Market Forces Driving Greenhouse Gas Reductions in Airlines

April 2, 2008

Market Forces Driving Greenhouse Gas Reductions in Airlines

Sensenbrenner: Industry’s Emissions are Minimal

Washington, D.C., April 2, 2008 - U.S. Rep. Jim Sensenbrenner, R-Wis., ranking Republican on the House Select Committee on Energy Independence and Global Warming, made the following statement during today’s hearing titled, “From the Wright Brothers to the Right Solutions: Curbing Soaring Aviation Emissions:” 

“I want to thank the Chairman for scheduling this hearing today and I look forward to learning more about this topic. 

“Of my many curiosities about this topic, perhaps the most pressing is why the aviation industry is a major focus in the global warming debate. 

“By all measures, aviation produces just a tiny fraction of the world’s greenhouse gases. In the U.S., aviation accounts for only 3 percent of emissions, compared to electricity generation, ground transportation, industry and agriculture, all of which produce many times more greenhouse gases. 

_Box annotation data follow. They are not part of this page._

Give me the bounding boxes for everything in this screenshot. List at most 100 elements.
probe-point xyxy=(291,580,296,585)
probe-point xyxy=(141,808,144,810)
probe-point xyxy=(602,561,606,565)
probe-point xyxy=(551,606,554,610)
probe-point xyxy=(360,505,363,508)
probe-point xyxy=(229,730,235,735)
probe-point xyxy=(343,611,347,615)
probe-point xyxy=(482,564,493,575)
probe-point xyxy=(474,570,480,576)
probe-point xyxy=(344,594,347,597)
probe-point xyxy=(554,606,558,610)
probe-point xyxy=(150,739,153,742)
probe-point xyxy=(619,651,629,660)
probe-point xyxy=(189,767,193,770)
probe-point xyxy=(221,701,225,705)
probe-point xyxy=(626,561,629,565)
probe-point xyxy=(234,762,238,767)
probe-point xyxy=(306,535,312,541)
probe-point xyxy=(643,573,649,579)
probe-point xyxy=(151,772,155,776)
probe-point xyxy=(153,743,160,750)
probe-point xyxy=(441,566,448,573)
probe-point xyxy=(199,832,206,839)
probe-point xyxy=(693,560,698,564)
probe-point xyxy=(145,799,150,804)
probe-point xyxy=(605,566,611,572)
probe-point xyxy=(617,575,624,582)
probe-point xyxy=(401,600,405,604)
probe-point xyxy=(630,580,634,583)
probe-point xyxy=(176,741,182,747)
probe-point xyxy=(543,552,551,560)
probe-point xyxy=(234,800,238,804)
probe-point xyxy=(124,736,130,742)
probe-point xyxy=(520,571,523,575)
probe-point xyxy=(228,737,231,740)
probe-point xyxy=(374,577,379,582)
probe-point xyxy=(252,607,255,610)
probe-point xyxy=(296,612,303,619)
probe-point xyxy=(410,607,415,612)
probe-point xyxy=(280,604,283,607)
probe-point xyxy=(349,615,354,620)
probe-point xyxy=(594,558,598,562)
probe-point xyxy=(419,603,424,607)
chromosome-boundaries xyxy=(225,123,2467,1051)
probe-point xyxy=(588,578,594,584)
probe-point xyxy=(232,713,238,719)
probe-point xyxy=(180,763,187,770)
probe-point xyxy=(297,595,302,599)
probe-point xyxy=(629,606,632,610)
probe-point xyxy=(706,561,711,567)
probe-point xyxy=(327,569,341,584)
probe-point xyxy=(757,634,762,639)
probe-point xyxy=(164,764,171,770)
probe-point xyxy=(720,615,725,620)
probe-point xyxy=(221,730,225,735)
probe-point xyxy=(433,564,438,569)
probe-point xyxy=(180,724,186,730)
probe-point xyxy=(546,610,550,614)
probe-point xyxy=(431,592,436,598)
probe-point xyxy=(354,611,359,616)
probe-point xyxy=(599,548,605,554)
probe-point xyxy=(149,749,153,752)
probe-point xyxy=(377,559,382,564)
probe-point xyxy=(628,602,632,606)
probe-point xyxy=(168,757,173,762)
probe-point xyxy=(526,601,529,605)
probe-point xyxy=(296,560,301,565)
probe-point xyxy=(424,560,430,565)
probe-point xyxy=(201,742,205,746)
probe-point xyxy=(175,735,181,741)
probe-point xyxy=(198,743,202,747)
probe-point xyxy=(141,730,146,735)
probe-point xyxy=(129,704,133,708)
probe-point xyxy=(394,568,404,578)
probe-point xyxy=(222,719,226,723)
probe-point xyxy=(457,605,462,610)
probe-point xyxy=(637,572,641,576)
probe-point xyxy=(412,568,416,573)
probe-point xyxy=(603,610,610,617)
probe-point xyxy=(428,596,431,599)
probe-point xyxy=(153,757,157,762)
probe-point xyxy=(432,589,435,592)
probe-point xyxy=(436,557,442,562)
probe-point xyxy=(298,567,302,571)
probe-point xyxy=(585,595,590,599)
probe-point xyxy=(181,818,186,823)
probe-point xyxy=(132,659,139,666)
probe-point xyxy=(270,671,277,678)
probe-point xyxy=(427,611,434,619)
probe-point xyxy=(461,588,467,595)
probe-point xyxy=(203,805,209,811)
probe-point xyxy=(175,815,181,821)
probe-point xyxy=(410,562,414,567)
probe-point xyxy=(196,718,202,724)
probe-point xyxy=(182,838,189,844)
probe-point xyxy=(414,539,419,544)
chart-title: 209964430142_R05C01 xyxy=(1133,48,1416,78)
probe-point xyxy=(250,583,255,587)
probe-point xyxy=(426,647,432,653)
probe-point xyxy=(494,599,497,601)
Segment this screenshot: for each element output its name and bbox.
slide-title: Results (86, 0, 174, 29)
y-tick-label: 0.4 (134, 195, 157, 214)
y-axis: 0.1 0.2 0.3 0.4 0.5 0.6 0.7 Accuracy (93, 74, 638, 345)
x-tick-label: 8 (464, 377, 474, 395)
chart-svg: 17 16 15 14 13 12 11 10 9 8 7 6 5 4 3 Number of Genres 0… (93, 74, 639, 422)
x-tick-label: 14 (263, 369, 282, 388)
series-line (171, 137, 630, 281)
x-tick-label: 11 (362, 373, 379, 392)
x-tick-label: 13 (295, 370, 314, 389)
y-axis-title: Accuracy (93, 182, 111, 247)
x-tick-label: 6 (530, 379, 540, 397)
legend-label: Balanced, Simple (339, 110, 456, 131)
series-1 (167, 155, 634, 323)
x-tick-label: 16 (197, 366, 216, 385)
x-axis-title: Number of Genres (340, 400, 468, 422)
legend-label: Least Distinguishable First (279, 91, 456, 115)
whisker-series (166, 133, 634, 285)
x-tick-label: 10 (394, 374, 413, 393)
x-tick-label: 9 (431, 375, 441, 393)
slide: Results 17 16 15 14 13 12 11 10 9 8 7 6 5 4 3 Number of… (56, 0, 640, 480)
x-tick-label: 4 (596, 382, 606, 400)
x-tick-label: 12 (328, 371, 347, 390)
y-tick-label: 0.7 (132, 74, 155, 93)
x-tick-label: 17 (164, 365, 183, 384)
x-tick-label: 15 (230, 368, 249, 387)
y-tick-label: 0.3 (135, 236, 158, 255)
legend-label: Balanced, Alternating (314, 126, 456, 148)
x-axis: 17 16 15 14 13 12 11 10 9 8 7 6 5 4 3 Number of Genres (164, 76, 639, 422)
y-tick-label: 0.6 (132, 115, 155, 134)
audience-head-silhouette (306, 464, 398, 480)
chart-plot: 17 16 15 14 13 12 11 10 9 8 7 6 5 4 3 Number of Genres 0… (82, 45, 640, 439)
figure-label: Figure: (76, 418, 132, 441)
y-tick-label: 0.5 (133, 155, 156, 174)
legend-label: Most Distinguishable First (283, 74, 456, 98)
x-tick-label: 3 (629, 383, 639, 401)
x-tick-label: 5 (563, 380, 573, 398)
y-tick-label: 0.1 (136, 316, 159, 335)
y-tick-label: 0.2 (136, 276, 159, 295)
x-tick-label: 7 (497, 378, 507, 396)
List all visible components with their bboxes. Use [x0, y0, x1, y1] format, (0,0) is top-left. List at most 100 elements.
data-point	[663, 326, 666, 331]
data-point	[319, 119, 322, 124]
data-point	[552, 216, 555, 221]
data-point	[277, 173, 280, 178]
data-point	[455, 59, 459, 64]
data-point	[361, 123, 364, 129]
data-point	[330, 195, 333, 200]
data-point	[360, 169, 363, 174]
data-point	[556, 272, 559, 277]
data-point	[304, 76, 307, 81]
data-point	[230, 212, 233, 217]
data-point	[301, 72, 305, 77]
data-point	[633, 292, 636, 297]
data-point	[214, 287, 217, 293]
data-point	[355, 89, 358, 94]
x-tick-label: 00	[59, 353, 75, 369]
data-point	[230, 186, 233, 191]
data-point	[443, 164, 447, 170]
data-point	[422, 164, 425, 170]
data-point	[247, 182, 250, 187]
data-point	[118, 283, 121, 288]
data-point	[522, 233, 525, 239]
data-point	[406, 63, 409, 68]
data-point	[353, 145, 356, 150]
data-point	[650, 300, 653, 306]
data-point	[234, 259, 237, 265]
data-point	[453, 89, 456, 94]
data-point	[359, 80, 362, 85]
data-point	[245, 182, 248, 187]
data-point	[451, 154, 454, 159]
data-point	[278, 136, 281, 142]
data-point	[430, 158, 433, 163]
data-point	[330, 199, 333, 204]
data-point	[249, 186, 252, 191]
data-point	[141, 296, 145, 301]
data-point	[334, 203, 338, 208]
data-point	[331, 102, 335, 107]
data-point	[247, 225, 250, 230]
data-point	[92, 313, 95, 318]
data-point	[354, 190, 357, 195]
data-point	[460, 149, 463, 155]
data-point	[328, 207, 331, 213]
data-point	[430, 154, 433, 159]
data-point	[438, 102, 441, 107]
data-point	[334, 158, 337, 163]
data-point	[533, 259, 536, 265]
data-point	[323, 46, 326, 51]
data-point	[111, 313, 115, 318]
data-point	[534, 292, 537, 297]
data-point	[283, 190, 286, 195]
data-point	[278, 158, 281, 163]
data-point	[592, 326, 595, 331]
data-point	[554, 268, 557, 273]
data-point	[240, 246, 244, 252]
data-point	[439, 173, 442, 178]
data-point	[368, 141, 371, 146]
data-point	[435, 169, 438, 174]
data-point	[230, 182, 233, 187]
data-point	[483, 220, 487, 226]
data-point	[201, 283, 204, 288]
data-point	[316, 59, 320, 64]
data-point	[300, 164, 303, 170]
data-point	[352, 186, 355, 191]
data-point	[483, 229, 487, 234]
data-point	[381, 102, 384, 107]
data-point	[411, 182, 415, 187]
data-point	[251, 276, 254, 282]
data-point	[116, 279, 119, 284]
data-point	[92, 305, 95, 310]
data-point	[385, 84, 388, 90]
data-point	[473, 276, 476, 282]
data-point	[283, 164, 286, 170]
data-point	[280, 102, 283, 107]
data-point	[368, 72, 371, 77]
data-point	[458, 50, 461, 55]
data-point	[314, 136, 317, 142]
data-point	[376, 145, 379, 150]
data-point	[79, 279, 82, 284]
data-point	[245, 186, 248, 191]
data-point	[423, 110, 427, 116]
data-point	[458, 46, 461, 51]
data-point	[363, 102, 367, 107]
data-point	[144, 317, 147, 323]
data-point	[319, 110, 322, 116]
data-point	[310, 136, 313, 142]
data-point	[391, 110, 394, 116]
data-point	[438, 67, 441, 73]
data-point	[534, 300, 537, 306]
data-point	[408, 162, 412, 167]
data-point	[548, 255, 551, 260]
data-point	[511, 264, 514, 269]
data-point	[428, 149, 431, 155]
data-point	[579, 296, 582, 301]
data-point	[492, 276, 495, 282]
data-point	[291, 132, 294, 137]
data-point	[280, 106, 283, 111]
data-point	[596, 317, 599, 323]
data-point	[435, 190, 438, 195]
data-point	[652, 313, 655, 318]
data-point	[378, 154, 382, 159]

“Furthermore, the aviation industry has been doing a good job of improving fuel efficiency, and it didn’t take heavy-handed government regulations such as cap-and-trade to make it happen.  In the past four years, U.S. airlines have improved fuel efficiency by 11 percent, mostly due to the market-driven pressures of the high price of oil and the lower value of the dollar. 

“This is positive progress, and the industry deserves commendation for this improvement. Despite these numbers, the European Union wants to include aviation in its emission trading scheme, which would clearly throw additional costs onto the airline industry. I don’t understand why government regulators want to punish an industry that is already making good progress without the pressure of regulations. 

“Then again, I don’t understand how hampering the economy with regulatory schemes like cap-and-trade is the proper way to confront climate change. 

“Last month, an E.U. commissioner said that if the U.S. didn’t join the E.U. emission trading scheme or apply a similar program to U.S. airlines by 2010, E.U. states could begin denying incoming U.S. flights in 2012.  

“I wonder if this threat also applies to India and China, each of which has a growing airline industry to meet the demand of their growing economies. In fact, testimony today will show these two countries will build 100 new airports over the next decade to meet the demand. And no, India and China do not have emission trading systems of their own. 

“There may be advances in clean fuel technology that help reduce airlines’ greenhouse gas output even further. As I have said many times, technological advancement must be part of any plan to confront climate change. However, I do not believe that any advances in fuel technology should come at the expense of safety. There are already some concerns that biofuels can cause engines to stall, which is a safety risk I believe is too great, especially considering the airline’s minimal contribution to greenhouse gas emissions. 

“If large-scale changes are needed in the aviation industry, the U.N.’s International Civil Aviation Organization is the best place to address these questions, and it isn’t often that I embrace a U.N. organization. However, in this case, the U.N. is taking a more thoughtful approach on aviation emissions and technology than the European Union. 

“When it comes to global warming, many people cry that the sky is falling. But I worry that if we make careless changes to the airline industry, it will be the planes that are falling. I believe it’s more prudent at this point to recognize the good work airlines are doing, before we force changes that could jeopardize both the safety and economic health of the industry.”